Clarence Gideon Story
A Florida Burglary
A Bay County, Fla., lawman was waiting when Ira Strickland Jr. arrived to open his pool hall/beer joint at 8 a.m. on June 3, 1961.
Deputy Deull Pitts Jr. informed the proprietor that his business had been violated overnight. A burglar broke a window to get inside, then jimmied the coin boxes to the cigarette machine and jukebox.
The burglary would not have come as a surprise to Strickland. His business was located in Bay Harbor, a gritty crossroads near a paper mill at the seedy outskirts of Panama City, in the Florida panhandle.
Bay Harbor attracted lowlifes like moths to an illuminated beer sign, and these lost souls made up Strickland's shabby clientele of bums and boozers.
Strickland made a quick accounting and determined that roughly $65 in change, 12 beers, 12 Cokes and four fifths of cheap wine were missing. The booty amounted to maybe $100.
Deputy Pitts told Strickland that an eyewitness, Henry Cook, a 22-year-old greaser who lived nearby, had provided a detailed account.
A Panama City cop had cruised past the pool hall at 6 a.m. and noticed the front door open. The cop saw Cook standing nearby. Cook explained that he was outside the business at 5:30 a.m. after returning from a night of carousing in Apalachicola, 50 miles down the coast.
Cook said he noticed movement inside the building and stepped back to watch furtively through the window. He said he saw a man walk out carrying a bottle of wine. The man's trouser pockets bulged with coins. Cook said the man went to a nearby pay phone, dialed and spoke, then got in a cab when it arrived a short time later.
The eyewitness told the cop he recognized the burglar: Clarence Earl Gideon, a gaunt, twitchy boozer who ran a poker game at the pool hall. Gideon lived nearby at the Bay Harbor Hotel, a $6-a-week flop.

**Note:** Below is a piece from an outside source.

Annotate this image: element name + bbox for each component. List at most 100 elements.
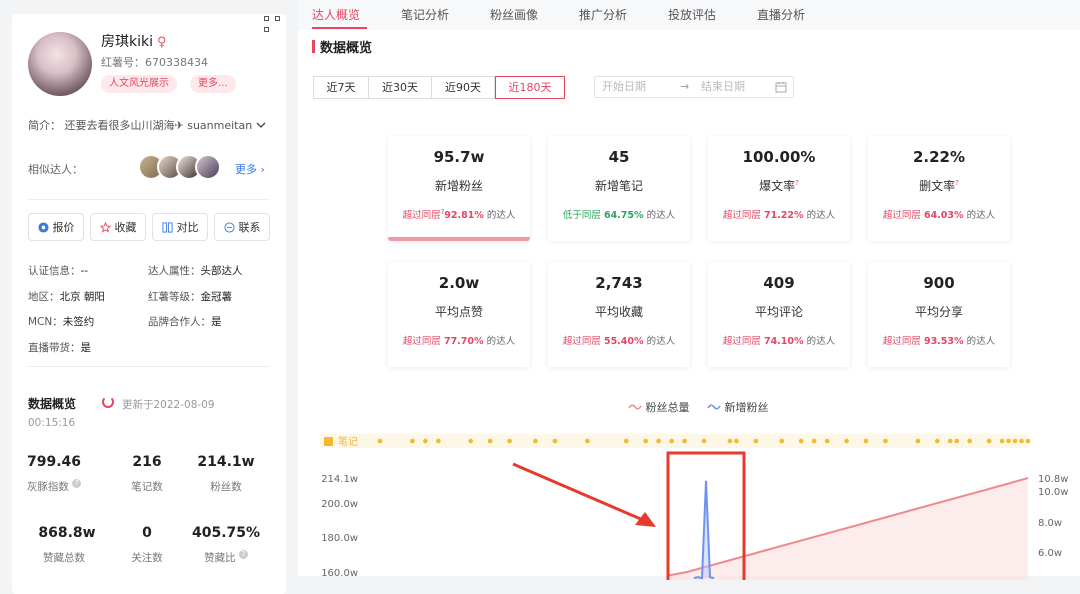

Within a couple of hours police tracked Gideon to a tavern in downtown Panama City, where he was drinking on the barfly morning shift. His trousers were hanging low, weighted by exactly $25.28 in coins.
Cops figured they had their break-in culprit cold. They arrested him.
But from the moment he was accused, Gideon swore he was the wrong man. He said the coins in his pockets were from nickel-ante poker winnings, not from Strickland's machines.
Gideon vowed to fight the charges. Destitute, he asked that a lawyer be appointed to represent him, at taxpayer expense. At age 51, he was no stranger to courtrooms, and he knew enough about criminal law to understand that he was outmatched against a professional prosecutor.
But Judge Robert McCrary Jr. told him, "Mr. Gideon, I am sorry, but I cannot appoint counsel to represent you in this case. Under the laws of the State of Florida, the only time the court can appoint counsel to represent a defendant is when that person is charged with a capital offense. I am sorry, but I will have to deny your request to appoint counsel to defend you in this case."
Gideon countered, "The United States Supreme Court says I am entitled to be represented by counsel."
The judge's decision and Gideon's insistence of his innocence would help the lowly break-in—one of 949,600 reported in the United States in 1961—make legal history.